Nowadays, thieves are armed with broadband, not bullets. They don’t need a getaway car because they don’t even need to be in the same country to clean out the coffers.
Online banking is convenient, and often the best interest rates are available on internet accounts only – but it’s also a bonanza for fraudsters. The banks are improving the situation for their customers, but it’s too little, too late.
They are desperate to get us all to migrate online, but for their benefit, not ours.
It’s much, much cheaper for them to have us banking on the internet, instead of doing annoying things like coming into a branch or writing cheques.
I’m no Luddite. Technology advances. Cash machines are a definite improvement on quill pens. The problem is that the consumer protection regime has not evolved to keep pace.
That has left customers vulnerable both to clever fraudsters and to their own minor errors that can have major consequences.
If my personal experience is anything to go by, the system is absolutely infested with cynical cyber-criminals, and you don’t have to be particularly gullible to be taken in.
I recently received an email, apparently from Amazon, saying there was a problem with a payment and asking me to click a link and re-enter my details.
As I had just made an order, and the email looked totally convincing, it almost had me fooled. Fortunately, I’m a bit of a detail freak so I checked the order number on the email against my Amazon account: it didn’t match. A narrow escape.
My mum was targeted by criminals impersonating HMRC and asking for her online bank details. Luckily, she contacted me first and didn’t divulge them.
Then my husband had a large sum siphoned out of his online account shortly after he opened it. Thanks to the excellent response from TSB, it was refunded promptly, but not everyone is so lucky because you don’t automatically have the right to a refund in the case of online banking fraud.

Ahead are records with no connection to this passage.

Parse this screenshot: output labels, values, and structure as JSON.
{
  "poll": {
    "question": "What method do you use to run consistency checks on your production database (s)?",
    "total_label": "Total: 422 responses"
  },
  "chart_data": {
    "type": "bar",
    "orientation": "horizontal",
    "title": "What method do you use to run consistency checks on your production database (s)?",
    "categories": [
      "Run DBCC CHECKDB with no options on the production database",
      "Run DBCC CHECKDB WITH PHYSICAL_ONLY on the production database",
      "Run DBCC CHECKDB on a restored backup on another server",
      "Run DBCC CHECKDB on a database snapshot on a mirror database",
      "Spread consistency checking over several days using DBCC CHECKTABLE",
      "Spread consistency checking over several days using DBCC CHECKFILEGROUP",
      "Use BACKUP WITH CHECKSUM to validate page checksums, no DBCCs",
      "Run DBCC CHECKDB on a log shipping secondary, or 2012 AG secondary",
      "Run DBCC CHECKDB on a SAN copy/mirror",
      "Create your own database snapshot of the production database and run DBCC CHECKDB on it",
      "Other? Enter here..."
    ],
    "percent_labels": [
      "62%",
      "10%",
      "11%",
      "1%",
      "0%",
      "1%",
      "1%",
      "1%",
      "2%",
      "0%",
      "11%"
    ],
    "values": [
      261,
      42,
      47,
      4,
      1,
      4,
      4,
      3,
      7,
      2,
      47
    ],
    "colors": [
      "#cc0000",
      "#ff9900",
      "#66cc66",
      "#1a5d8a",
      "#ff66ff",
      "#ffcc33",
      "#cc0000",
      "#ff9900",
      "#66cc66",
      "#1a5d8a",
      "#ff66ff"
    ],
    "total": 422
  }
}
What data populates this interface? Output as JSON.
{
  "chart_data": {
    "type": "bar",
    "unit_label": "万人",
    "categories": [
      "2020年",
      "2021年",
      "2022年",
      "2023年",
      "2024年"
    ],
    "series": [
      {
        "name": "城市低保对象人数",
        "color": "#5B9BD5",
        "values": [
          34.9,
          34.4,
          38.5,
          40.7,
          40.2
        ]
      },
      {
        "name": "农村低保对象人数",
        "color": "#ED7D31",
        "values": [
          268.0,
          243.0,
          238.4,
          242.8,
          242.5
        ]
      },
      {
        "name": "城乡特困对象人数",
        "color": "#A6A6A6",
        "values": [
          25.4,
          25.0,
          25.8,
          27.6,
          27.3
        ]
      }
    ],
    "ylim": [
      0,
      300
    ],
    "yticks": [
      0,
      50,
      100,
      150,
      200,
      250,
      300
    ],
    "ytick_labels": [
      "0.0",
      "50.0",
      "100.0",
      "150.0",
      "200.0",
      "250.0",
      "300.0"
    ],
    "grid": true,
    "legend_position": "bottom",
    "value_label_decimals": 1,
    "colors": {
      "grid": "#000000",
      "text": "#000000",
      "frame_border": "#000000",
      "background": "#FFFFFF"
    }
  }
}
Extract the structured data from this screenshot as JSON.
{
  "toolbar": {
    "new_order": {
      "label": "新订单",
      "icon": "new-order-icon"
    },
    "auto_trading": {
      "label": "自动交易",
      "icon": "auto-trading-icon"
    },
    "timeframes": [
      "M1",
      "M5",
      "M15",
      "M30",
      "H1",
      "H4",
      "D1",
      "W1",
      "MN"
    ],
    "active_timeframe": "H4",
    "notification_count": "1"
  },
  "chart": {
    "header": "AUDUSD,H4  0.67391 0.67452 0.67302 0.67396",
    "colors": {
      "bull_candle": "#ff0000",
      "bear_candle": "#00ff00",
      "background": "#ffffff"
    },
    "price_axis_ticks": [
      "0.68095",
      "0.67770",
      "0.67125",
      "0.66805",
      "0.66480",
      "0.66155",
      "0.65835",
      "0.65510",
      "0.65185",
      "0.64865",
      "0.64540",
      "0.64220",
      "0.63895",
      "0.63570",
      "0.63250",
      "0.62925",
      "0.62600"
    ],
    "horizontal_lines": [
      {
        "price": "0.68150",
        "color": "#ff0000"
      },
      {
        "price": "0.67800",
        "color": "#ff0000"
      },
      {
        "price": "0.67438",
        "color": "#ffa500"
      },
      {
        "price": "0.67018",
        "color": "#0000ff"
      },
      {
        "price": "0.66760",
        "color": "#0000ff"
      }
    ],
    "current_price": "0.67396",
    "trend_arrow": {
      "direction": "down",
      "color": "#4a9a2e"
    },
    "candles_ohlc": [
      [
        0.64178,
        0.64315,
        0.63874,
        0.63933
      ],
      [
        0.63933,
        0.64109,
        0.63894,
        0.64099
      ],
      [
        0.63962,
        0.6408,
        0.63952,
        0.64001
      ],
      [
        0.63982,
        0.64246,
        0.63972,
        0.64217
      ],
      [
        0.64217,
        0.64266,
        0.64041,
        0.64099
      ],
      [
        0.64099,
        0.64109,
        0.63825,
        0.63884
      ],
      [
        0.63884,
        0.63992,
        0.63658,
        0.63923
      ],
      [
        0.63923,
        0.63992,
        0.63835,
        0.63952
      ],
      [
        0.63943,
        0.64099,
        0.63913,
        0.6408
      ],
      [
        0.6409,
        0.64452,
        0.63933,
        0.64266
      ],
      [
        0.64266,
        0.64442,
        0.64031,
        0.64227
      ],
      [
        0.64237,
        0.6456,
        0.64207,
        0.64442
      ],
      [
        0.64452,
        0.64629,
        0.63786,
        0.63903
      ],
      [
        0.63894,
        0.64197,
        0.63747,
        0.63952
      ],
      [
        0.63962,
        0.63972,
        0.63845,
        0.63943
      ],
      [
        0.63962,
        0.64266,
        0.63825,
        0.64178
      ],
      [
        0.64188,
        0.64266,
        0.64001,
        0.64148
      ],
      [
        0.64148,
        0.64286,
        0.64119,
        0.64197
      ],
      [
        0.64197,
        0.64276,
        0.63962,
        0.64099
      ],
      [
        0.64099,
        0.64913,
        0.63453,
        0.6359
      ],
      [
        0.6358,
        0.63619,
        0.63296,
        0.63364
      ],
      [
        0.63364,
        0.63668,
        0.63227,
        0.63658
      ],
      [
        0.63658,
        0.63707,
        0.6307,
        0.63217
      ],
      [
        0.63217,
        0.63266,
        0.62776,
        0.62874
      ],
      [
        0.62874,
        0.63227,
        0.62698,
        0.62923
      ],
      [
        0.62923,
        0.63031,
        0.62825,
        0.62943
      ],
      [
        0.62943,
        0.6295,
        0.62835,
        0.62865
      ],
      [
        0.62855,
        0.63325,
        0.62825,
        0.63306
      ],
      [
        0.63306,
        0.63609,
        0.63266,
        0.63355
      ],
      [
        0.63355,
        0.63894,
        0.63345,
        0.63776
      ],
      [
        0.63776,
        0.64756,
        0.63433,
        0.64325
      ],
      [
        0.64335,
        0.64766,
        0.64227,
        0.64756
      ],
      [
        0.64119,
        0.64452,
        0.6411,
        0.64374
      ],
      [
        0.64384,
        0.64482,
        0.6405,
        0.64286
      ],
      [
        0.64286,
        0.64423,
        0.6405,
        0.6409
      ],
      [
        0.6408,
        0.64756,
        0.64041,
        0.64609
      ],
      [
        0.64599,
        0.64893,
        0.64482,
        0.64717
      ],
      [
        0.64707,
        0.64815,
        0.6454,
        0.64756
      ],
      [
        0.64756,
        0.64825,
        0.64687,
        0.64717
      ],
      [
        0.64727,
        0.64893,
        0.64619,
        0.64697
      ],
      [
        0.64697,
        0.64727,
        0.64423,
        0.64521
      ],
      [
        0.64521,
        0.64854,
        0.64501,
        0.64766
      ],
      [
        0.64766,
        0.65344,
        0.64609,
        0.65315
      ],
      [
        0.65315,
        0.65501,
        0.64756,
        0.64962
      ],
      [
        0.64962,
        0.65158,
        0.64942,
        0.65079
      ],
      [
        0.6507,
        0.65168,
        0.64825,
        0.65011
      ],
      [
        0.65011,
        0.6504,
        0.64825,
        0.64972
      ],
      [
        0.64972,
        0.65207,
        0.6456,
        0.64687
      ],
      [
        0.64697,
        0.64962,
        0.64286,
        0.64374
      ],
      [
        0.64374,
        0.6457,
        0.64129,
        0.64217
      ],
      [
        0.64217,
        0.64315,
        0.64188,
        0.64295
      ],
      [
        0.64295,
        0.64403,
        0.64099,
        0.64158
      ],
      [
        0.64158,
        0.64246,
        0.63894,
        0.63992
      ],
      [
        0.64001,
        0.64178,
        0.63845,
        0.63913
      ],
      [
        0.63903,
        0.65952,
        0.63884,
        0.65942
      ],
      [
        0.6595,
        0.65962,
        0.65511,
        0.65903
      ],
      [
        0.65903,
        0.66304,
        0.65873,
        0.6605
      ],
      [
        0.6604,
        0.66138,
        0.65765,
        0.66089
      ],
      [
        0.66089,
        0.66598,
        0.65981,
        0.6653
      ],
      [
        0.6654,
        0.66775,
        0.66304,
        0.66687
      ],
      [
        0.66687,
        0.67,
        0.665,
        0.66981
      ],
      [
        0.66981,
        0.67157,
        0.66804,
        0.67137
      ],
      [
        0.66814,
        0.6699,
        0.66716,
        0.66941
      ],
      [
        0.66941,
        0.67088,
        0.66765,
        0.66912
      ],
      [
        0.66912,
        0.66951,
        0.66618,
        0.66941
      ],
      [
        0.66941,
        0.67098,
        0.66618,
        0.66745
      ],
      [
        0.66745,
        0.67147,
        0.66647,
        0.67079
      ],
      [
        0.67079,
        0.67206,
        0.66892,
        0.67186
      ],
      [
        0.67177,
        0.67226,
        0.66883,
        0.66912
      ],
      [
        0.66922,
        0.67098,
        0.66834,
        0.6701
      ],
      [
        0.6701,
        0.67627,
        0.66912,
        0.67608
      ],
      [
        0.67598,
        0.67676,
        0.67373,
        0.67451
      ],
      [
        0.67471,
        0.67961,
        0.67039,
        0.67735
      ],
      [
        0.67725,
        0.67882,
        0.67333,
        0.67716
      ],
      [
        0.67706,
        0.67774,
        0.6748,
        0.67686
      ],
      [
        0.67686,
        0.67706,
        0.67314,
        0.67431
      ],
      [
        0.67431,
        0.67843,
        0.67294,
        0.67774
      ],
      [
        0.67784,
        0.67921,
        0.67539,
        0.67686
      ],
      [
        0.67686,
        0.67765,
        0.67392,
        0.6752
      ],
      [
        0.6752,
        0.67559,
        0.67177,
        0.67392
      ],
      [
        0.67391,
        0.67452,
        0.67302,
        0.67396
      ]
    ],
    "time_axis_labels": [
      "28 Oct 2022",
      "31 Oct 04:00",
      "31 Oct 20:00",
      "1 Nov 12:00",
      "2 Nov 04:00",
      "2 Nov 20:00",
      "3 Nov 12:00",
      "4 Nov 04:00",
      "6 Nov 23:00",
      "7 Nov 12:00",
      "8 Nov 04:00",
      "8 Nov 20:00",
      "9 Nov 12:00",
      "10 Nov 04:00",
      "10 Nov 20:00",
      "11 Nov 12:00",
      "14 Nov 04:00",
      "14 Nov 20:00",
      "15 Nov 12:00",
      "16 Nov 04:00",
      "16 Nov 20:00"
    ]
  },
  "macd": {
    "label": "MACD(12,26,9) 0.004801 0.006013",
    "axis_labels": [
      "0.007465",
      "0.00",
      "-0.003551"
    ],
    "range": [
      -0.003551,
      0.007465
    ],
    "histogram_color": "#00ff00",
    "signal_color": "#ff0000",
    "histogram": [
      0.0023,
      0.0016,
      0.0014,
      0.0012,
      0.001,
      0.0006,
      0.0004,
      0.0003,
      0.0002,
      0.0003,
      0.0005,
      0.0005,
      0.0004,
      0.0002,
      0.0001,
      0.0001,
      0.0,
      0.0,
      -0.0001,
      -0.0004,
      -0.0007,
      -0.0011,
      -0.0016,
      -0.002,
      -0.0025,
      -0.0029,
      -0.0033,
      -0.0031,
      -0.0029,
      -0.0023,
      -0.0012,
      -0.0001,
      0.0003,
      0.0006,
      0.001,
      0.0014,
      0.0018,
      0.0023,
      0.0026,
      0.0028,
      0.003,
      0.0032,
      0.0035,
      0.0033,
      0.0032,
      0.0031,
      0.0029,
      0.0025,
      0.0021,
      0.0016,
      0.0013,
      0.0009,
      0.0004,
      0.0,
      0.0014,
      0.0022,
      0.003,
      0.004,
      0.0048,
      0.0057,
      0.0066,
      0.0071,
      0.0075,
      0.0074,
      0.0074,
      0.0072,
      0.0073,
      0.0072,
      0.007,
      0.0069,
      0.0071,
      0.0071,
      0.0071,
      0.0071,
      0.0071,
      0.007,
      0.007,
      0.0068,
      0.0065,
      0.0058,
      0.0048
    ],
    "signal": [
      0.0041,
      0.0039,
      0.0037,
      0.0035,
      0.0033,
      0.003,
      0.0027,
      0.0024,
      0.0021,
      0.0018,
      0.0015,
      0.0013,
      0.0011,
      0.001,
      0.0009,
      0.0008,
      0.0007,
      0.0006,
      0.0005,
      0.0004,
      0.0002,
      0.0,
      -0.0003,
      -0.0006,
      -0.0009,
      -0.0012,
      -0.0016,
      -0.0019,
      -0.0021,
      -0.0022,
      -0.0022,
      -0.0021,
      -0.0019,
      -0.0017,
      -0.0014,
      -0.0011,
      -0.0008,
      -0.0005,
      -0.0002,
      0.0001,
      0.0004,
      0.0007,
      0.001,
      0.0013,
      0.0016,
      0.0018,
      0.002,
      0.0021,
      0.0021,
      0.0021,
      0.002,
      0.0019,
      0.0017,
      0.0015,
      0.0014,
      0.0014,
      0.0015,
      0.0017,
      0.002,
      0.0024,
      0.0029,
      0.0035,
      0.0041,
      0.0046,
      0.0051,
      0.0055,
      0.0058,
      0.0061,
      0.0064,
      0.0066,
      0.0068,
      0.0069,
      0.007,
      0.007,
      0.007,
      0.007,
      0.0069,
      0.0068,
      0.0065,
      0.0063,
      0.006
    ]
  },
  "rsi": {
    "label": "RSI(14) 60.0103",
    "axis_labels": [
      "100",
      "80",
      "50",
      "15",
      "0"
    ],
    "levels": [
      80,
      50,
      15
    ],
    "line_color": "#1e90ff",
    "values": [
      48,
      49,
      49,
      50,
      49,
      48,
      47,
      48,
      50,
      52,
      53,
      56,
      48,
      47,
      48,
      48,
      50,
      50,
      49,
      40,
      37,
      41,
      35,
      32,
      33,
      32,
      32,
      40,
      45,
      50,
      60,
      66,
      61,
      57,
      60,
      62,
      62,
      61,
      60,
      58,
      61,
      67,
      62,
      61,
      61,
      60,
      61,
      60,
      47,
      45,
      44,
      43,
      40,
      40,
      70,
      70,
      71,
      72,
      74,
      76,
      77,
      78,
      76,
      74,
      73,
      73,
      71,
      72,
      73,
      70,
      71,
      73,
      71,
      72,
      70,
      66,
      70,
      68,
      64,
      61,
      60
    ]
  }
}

The bank can refuse if you were grossly negligent, and that is open to interpretation.
A scammer might have been very convincing indeed – but the bank can still argue you were grossly negligent if you were taken in and gave them your details. Even if you get your money back, you’re still likely to face a period of stress.
Apart from fraud, millions of pounds also goes AWOL as a result of errors when people accidentally enter the wrong sort code or account number to transfer money. At present, there is no check against a recipient’s name.
Keying in one wrong digit is an easy mistake to make, particularly for people who aren’t that used to computers, but it might not be straightforward to put right, as many have found to their cost. Some unfortunate people have lost very large sums.
If you’re thinking the banks aren’t doing enough to help their customers, I’d agree with you.
In the case of mistaken transfers, there is normally a UK bank on the other end of the error, with one of their account-holders receiving the cash. So you might wonder why the banks don’t act between themselves to help their customers retrieve lost or stolen funds.
They have been reluctant to do so, leaving customers to turn sleuth and hunt down missing money by themselves.
Banks cite their duty to protect the privacy of their account holders, but that shouldn’t act as a blanket excuse for not investigating fraud and disputes.
As for errors, there are plans afoot to protect customers, by introducing a check of the sort code and account number against the name of the recipient, though that is still some years away.
If you’re wondering why they haven’t introduced this basic, common sense protection already, well, so am I.
As one of a dwindling band of online banking refuseniks, I’ve become used to the tone that creeps into the voices of staff in the branch, or on the phone. You know the one, that faint tinge of patronising kindness people use with the dim-witted.
I’m not a technophobe: I love my gadgets and devices and I’m as addicted to social media as a nerdy teen. But until the banks improve the protection for customers, I’m giving online banking a wide berth.